= Pamela Schwerdt =

Horticulturalist (b. 1931, d. 2009)

Pamela Schwerdt MBE (5 April 1931 - 11 September 2009) was the joint head gardener at Sissinghurst Castle Garden from 1959 to 1990, and a pioneering horticulturalist.

== Early life and education ==
Pamela Schwerdt was born on 5 April 1931 in Surrey, the granddaughter of Edith Vere Dent, who founded the Wild Flower Society in 1886, and the daughter of Violet Schwerdt MBE, who was subsequently editor of the society newsletter following on from her mother and sister. From 1936 the family lived in Newfoundland then Nova Scotia, returning to England in 1945, where Pam attended Lady Eleanor Holles School in Hampton, Middlesex.

In 1951, aged 18, she joined Waterperry School of Horticulture for Ladies, at Waterperry Gardens in Oxfordshire. She was attracted by the fact that the clothes list included "two pairs of gumboots and a mackintosh" rather than the "cap and gown" required at Wye College, and this reflected the practical nature of the training offered by the school's founder, Beatrix Havergal. Whilst there she formed a close friendship with Sibylle Kreutzberger, a fellow student, with whom she was to work for the rest of her life. She passed the Waterperry diploma and was also awarded the Chittenden Prize for achieving the highest marks in the Royal Horticultural Society's National Diploma of Horticulture. She stayed on the teaching staff after the course, remaining for eight years in total.

== Career ==
By 1959 both Schwerdt and Kreutzberger felt Waterperry was "like being at school forever". Schwerdt contacted various gardening correspondents, including Vita Sackville-West, in search of a walled garden to start a nursery. Sackville-West said she did not know of a site but subsequently wrote to say she needed a head gardener for the garden she had created at Sissinghurst Castle: would Pam be interested? Schwerdt replied "yes, but we are two".

From 1959 until retirement in 1990 she was the joint head gardener, with Kreutzberger, at the garden at Sissinghurst Castle in Kent. Kreutzberger focused on propagation, and Schwerdt had a higher public profile, although they were often seen and addressed as a pair. "Women were rare in horticulture in those days", recalled Kreutzberger in 2006. "When we first went to Sissinghurst, people used to point at us as though we were baboons at the zoo."

She served on several RHS committees, including the Floral A Committee (now Herbaceous Committee) for 32 years 1977–2008 and the Floral Trials Subcommittee (now Floral Trials Assessment Panel) for 30 years 1979–2009, both latterly as vice chair, and she was often a judge at RHS shows. She was made an associate of honour of the Royal Horticultural Society in 1980 and received the Victoria Medal of Honour in 2006, at the same time as Kreutzberger. She was appointed MBE in 1990. In 1992 she received, with Kreutzberger, the third International Carlo Scarpa Prize for Gardens awarded by the Fondazione Benetton.

In 1991 the two women bought a house together at Manor Farm, Condicote, near Stow-on-the-Wold in Gloucestershire, where they made a garden that was much admired.
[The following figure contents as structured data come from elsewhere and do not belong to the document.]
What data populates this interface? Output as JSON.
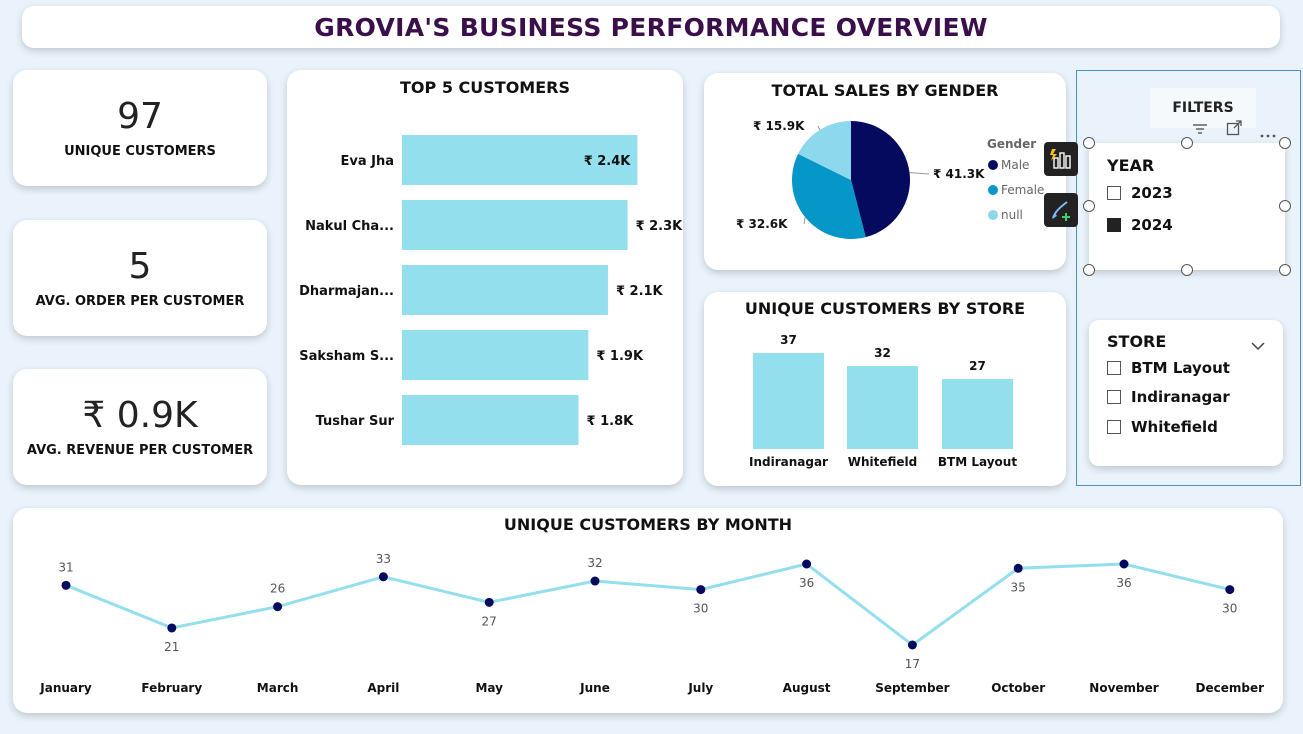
{
  "header": {
    "title": "GROVIA'S BUSINESS PERFORMANCE OVERVIEW"
  },
  "kpis": [
    {
      "value": "97",
      "label": "UNIQUE CUSTOMERS"
    },
    {
      "value": "5",
      "label": "AVG. ORDER PER CUSTOMER"
    },
    {
      "value": "₹ 0.9K",
      "label": "AVG. REVENUE PER CUSTOMER"
    }
  ],
  "top_customers": {
    "title": "TOP 5 CUSTOMERS",
    "names": [
      "Eva Jha",
      "Nakul Cha...",
      "Dharmajan...",
      "Saksham S...",
      "Tushar Sur"
    ],
    "labels": [
      "₹ 2.4K",
      "₹ 2.3K",
      "₹ 2.1K",
      "₹ 1.9K",
      "₹ 1.8K"
    ]
  },
  "gender": {
    "title": "TOTAL SALES BY GENDER",
    "legend_title": "Gender",
    "slice_labels": [
      "₹ 41.3K",
      "₹ 32.6K",
      "₹ 15.9K"
    ],
    "legend": [
      "Male",
      "Female",
      "null"
    ]
  },
  "store_chart": {
    "title": "UNIQUE CUSTOMERS BY STORE"
  },
  "month_chart": {
    "title": "UNIQUE CUSTOMERS BY MONTH"
  },
  "filters": {
    "label": "FILTERS",
    "year": {
      "title": "YEAR",
      "options": [
        "2023",
        "2024"
      ],
      "checked": [
        false,
        true
      ]
    },
    "store": {
      "title": "STORE",
      "options": [
        "BTM Layout",
        "Indiranagar",
        "Whitefield"
      ],
      "checked": [
        false,
        false,
        false
      ]
    }
  },
  "icons": {
    "filter": "filter-icon",
    "focus": "focus-mode-icon",
    "more": "more-options-icon",
    "build": "build-visual-icon",
    "format": "format-visual-icon",
    "dropdown": "chevron-down-icon"
  },
  "colors": {
    "bar": "#94dfee",
    "male": "#050a5e",
    "female": "#0497c8",
    "null": "#8dd8ec",
    "line": "#94dfee",
    "point": "#050a5e",
    "title": "#3b0f4a"
  },
  "chart_data": [
    {
      "type": "bar",
      "orientation": "horizontal",
      "title": "TOP 5 CUSTOMERS",
      "categories": [
        "Eva Jha",
        "Nakul Cha...",
        "Dharmajan...",
        "Saksham S...",
        "Tushar Sur"
      ],
      "values": [
        2.4,
        2.3,
        2.1,
        1.9,
        1.8
      ],
      "data_labels": [
        "₹ 2.4K",
        "₹ 2.3K",
        "₹ 2.1K",
        "₹ 1.9K",
        "₹ 1.8K"
      ],
      "xlim": [
        0,
        2.6
      ]
    },
    {
      "type": "pie",
      "title": "TOTAL SALES BY GENDER",
      "categories": [
        "Male",
        "Female",
        "null"
      ],
      "values": [
        41.3,
        32.6,
        15.9
      ],
      "data_labels": [
        "₹ 41.3K",
        "₹ 32.6K",
        "₹ 15.9K"
      ],
      "legend_title": "Gender",
      "legend": "right"
    },
    {
      "type": "bar",
      "title": "UNIQUE CUSTOMERS BY STORE",
      "categories": [
        "Indiranagar",
        "Whitefield",
        "BTM Layout"
      ],
      "values": [
        37,
        32,
        27
      ],
      "ylim": [
        0,
        37
      ]
    },
    {
      "type": "line",
      "title": "UNIQUE CUSTOMERS BY MONTH",
      "categories": [
        "January",
        "February",
        "March",
        "April",
        "May",
        "June",
        "July",
        "August",
        "September",
        "October",
        "November",
        "December"
      ],
      "values": [
        31,
        21,
        26,
        33,
        27,
        32,
        30,
        36,
        17,
        35,
        36,
        30
      ],
      "data_label_position": [
        "above",
        "below",
        "above",
        "above",
        "below",
        "above",
        "below",
        "below",
        "below",
        "below",
        "below",
        "below"
      ],
      "ylim": [
        17,
        36
      ]
    }
  ]
}
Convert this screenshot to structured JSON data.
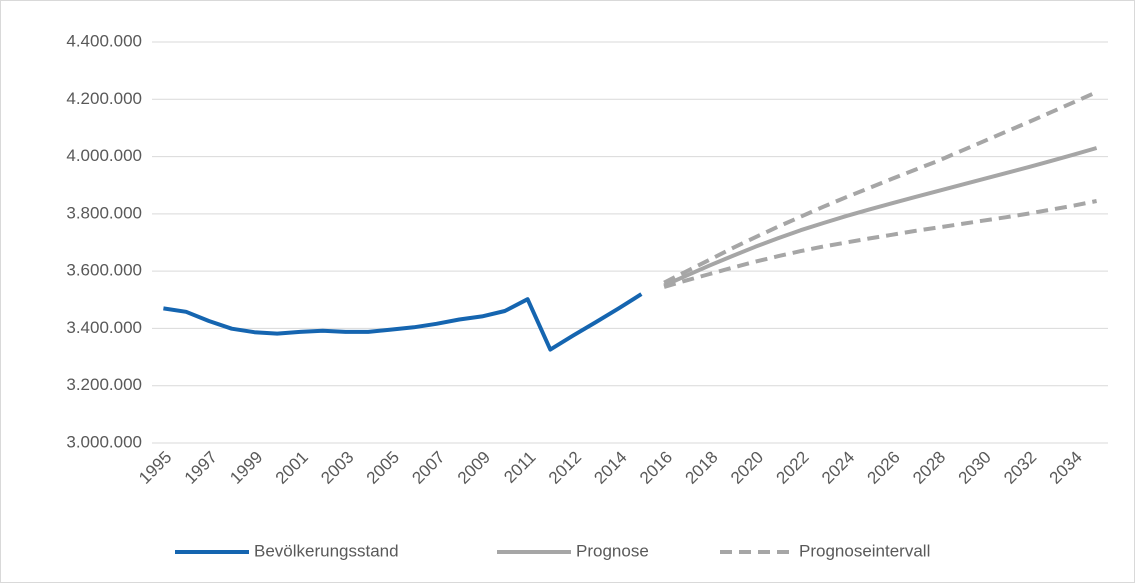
{
  "chart_data": {
    "type": "line",
    "categories": [
      "1995",
      null,
      "1997",
      null,
      "1999",
      null,
      "2001",
      null,
      "2003",
      null,
      "2005",
      null,
      "2007",
      null,
      "2009",
      null,
      "2011",
      null,
      "2012",
      null,
      "2014",
      null,
      "2016",
      null,
      "2018",
      null,
      "2020",
      null,
      "2022",
      null,
      "2024",
      null,
      "2026",
      null,
      "2028",
      null,
      "2030",
      null,
      "2032",
      null,
      "2034",
      null
    ],
    "series": [
      {
        "name": "Bevölkerungsstand",
        "color": "#1565b0",
        "dashed": false,
        "values": [
          3470000,
          3458000,
          3426000,
          3399000,
          3387000,
          3382000,
          3388000,
          3392000,
          3388000,
          3388000,
          3396000,
          3404000,
          3416000,
          3431000,
          3442000,
          3461000,
          3502000,
          3326000,
          3375000,
          3422000,
          3470000,
          3520000,
          null,
          null,
          null,
          null,
          null,
          null,
          null,
          null,
          null,
          null,
          null,
          null,
          null,
          null,
          null,
          null,
          null,
          null,
          null,
          null
        ]
      },
      {
        "name": "Prognose",
        "color": "#a6a6a6",
        "dashed": false,
        "values": [
          null,
          null,
          null,
          null,
          null,
          null,
          null,
          null,
          null,
          null,
          null,
          null,
          null,
          null,
          null,
          null,
          null,
          null,
          null,
          null,
          null,
          null,
          3550000,
          3585000,
          3620000,
          3653000,
          3685000,
          3715000,
          3743000,
          3768000,
          3792000,
          3815000,
          3837000,
          3858000,
          3879000,
          3900000,
          3921000,
          3942000,
          3963000,
          3985000,
          4007000,
          4030000
        ]
      },
      {
        "name": "Prognoseintervall",
        "color": "#a6a6a6",
        "dashed": true,
        "values": [
          null,
          null,
          null,
          null,
          null,
          null,
          null,
          null,
          null,
          null,
          null,
          null,
          null,
          null,
          null,
          null,
          null,
          null,
          null,
          null,
          null,
          null,
          3560000,
          3600000,
          3640000,
          3680000,
          3718000,
          3755000,
          3790000,
          3825000,
          3858000,
          3890000,
          3922000,
          3953000,
          3984000,
          4018000,
          4052000,
          4086000,
          4120000,
          4155000,
          4190000,
          4225000
        ]
      },
      {
        "color": "#a6a6a6",
        "dashed": true,
        "values": [
          null,
          null,
          null,
          null,
          null,
          null,
          null,
          null,
          null,
          null,
          null,
          null,
          null,
          null,
          null,
          null,
          null,
          null,
          null,
          null,
          null,
          null,
          3545000,
          3568000,
          3590000,
          3612000,
          3633000,
          3652000,
          3670000,
          3686000,
          3700000,
          3714000,
          3727000,
          3740000,
          3752000,
          3764000,
          3776000,
          3788000,
          3801000,
          3815000,
          3829000,
          3845000
        ]
      }
    ],
    "ylim": [
      3000000,
      4400000
    ],
    "yticks": [
      {
        "value": 3000000,
        "label": "3.000.000"
      },
      {
        "value": 3200000,
        "label": "3.200.000"
      },
      {
        "value": 3400000,
        "label": "3.400.000"
      },
      {
        "value": 3600000,
        "label": "3.600.000"
      },
      {
        "value": 3800000,
        "label": "3.800.000"
      },
      {
        "value": 4000000,
        "label": "4.000.000"
      },
      {
        "value": 4200000,
        "label": "4.200.000"
      },
      {
        "value": 4400000,
        "label": "4.400.000"
      }
    ],
    "grid": true,
    "legend": "bottom"
  }
}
Schwerdt died on 11 September 2009 at the age of 78, from a lung cancer caused by asbestos exposure, although the coroner could not determine where this came from. She never married.

== Horticultural innovation and influence ==
The widely copied "Sissinghurst look", owed as much, if not more, to Schwerdt and Kreuzberger as to Sackville-West (who died in 1962, only 3 years after the new head gardeners joined). "It's as much their garden as Vita's," said Alexis Datta, head gardener in 2010.

Signature characteristics were planting a profusion of flowers in colourful tonal displays, dense rose beds, the use of topiary and trellises to give sculptural shapes, and selective wildness. Partly by using annuals and tender perennials, they were able to make planting that Sackville-West considered to be over by mid July, last into autumn. This way of extending the season was copied in other gardens owned by the National Trust, and by home gardeners. During her tenure, visiting figures rose from about 6,000 a year in 1959 to 197,000 in 1991 (the year after she retired).

She was passionate about the need for close observance of plants, which she described as "living with plants". She gave lectures, in the UK (including on the English
Garden School's Plant and Plantsmanship course for eight years) and USA, although in general shunned publicity, saying "Gardening doesn't need celebrities, it's a celebrity in itself".

Their work was documented in various books, including "Gardening at Sissinghurst" by Tony Lord (ISBN 0-7112-0991-X) and "Sissinghurst: Portrait of a Garden" by Jane Brown (ISBN 0-7538-0437-9).